Ready for Absolutely Nothing by Susannah Constantine review – the naked truth

From boarding school through the Sloane years to her turn as Anton Du Beke’s worst-ever Strictly partner, the former TV style guru’s memoir is sometimes borderline deranged, often haphazard, but never dull

Like some great Renaissance artist, Susannah Constantine’s life may be divided into three distinct eras. Early Constantine was high Sloane; she dated David Linley, the son of Princess Margaret, and went to Balmoral, where she witnessed Mrs Thatcher battling with the Queen for control of a Brown Betty teapot. Middle period Constantine is mostly all about her television career, when she and her friend Trinny Woodall made a living out of telling women what not to wear (in this capacity, she once explained to me that I had “saddlebags” and should immediately burn the coat I was wearing). Finally, there is the current epoch: late Constantine. At 60, her focus is on her family, on her “exceptional” home in the West Sussex countryside, and on her writing. This memoir is her third book; she has also written two novels. “A modern-day Nancy Mitford,” says Elton John encouragingly.

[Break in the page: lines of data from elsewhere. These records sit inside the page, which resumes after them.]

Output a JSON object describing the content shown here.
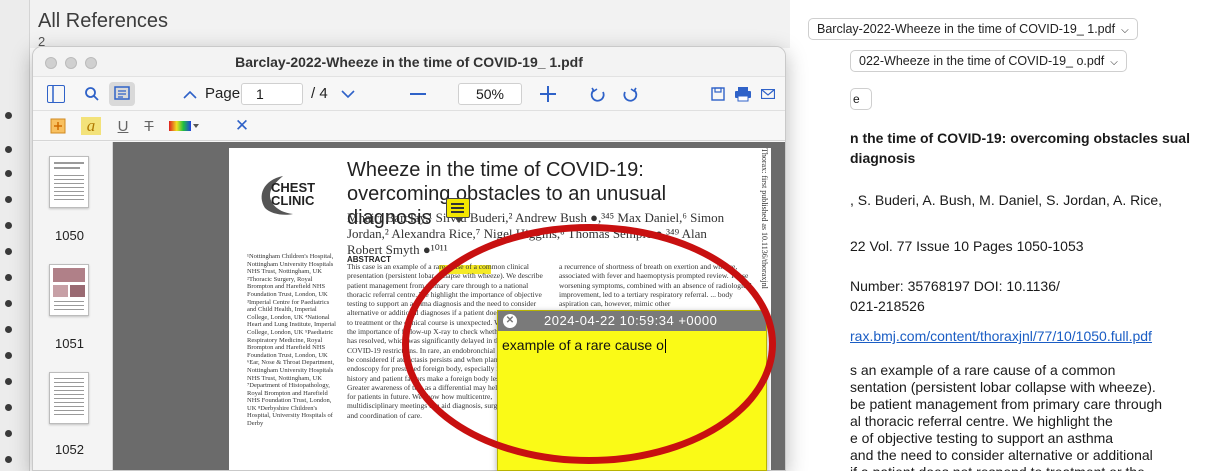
{
  "background": {
    "list_title": "All References",
    "list_subtitle": "2"
  },
  "right_panel": {
    "attachments": [
      {
        "label": "Barclay-2022-Wheeze in the time of COVID-19_ 1.pdf"
      },
      {
        "label": "022-Wheeze in the time of COVID-19_ o.pdf"
      }
    ],
    "small_button": "e",
    "title": "n the time of COVID-19: overcoming obstacles sual diagnosis",
    "authors": ", S. Buderi, A. Bush, M. Daniel, S. Jordan, A. Rice,",
    "citation": "22 Vol. 77 Issue 10 Pages 1050-1053",
    "ids_line1": "Number: 35768197 DOI: 10.1136/",
    "ids_line2": "021-218526",
    "url": "rax.bmj.com/content/thoraxjnl/77/10/1050.full.pdf",
    "abstract_lines": [
      "s an example of a rare cause of a common",
      "sentation (persistent lobar collapse with wheeze).",
      "be patient management from primary care through",
      "al thoracic referral centre. We highlight the",
      "e of objective testing to support an asthma",
      "and the need to consider alternative or additional",
      "if a patient does not respond to treatment or the"
    ]
  },
  "viewer": {
    "window_title": "Barclay-2022-Wheeze in the time of COVID-19_ 1.pdf",
    "page_label": "Page",
    "page_value": "1",
    "page_total": "/ 4",
    "zoom_value": "50%",
    "thumbnails": [
      {
        "label": "1050"
      },
      {
        "label": "1051"
      },
      {
        "label": "1052"
      }
    ],
    "colors": {
      "accent": "#2f62c8",
      "note_yellow": "#fafa17",
      "annotation_ring": "#c81010"
    }
  },
  "article": {
    "title": "Wheeze in the time of COVID-19: overcoming obstacles to an unusual diagnosis",
    "logo_line1": "CHEST",
    "logo_line2": "CLINIC",
    "authors": "Mhairi Barclay,¹ Silviu Buderi,² Andrew Bush ●,³⁴⁵ Max Daniel,⁶ Simon Jordan,² Alexandra Rice,⁷ Nigel Higgins,⁸ Thomas Semple ●,³⁴⁹ Alan Robert Smyth ●¹⁰¹¹",
    "affiliations": "¹Nottingham Children's Hospital, Nottingham University Hospitals NHS Trust, Nottingham, UK ²Thoracic Surgery, Royal Brompton and Harefield NHS Foundation Trust, London, UK ³Imperial Centre for Paediatrics and Child Health, Imperial College, London, UK ⁴National Heart and Lung Institute, Imperial College, London, UK ⁵Paediatric Respiratory Medicine, Royal Brompton and Harefield NHS Foundation Trust, London, UK ⁶Ear, Nose & Throat Department, Nottingham University Hospitals NHS Trust, Nottingham, UK ⁷Department of Histopathology, Royal Brompton and Harefield NHS Foundation Trust, London, UK ⁸Derbyshire Children's Hospital, University Hospitals of Derby",
    "abstract_heading": "ABSTRACT",
    "abstract_col1": "This case is an example of a rare cause of a common clinical presentation (persistent lobar collapse with wheeze). We describe patient management from primary care through to a national thoracic referral centre. We highlight the importance of objective testing to support an asthma diagnosis and the need to consider alternative or additional diagnoses if a patient does not respond to treatment or the clinical course is unexpected. We highlight the importance of follow-up X-ray to check whether atelectasis has resolved, which was significantly delayed in this case due to COVID-19 restrictions. In rare, an endobronchial tumour should be considered if atelectasis persists and when planning endoscopy for presumed foreign body, especially if the clinical history and patient factors make a foreign body less likely. Greater awareness of this as a differential may help diagnoses for patients in future. We show how multicentre, multidisciplinary meetings can aid diagnosis, surgical planning and coordination of care.",
    "abstract_col2": "a recurrence of shortness of breath on exertion and wheeze, associated with fever and haemoptysis prompted review. These worsening symptoms, combined with an absence of radiological improvement, led to a tertiary respiratory referral. ... body aspiration can, however, mimic other",
    "side_text": "Thorax: first published as 10.1136/thoraxjnl"
  },
  "note": {
    "date": "2024-04-22 10:59:34 +0000",
    "text": "example of a rare cause o"
  }
}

She and John, of course, have known one another for eons. She first met him in the early 1980s, at the Queen Mother’s home, Royal Lodge, in Windsor, where he performed at the piano after dinner in a ringmaster’s tailcoat, balloon trousers, bejewelled spectacles and a cap accessorised with a sapphire brooch the size of a baked potato. And yes, he exaggerates wildly. Constantine is no Mitford. But this isn’t to say she can’t write. Ready for Absolutely Nothing is often haphazard and sometimes borderline deranged; possibly because its author is academically insecure, it also comes, for no reason I can fathom, with occasional footnotes (one quotes from a cultural history of menstruation). But it’s also pretty funny. Never forget: Sloanes are intensely scatological creatures. Constantine does her class proud with her lavatory-related anecdotes. One stars Jerry Hall. The other involves Princess Margaret, a cubicle at the Royal Naval College in Greenwich and a purloined cake slice.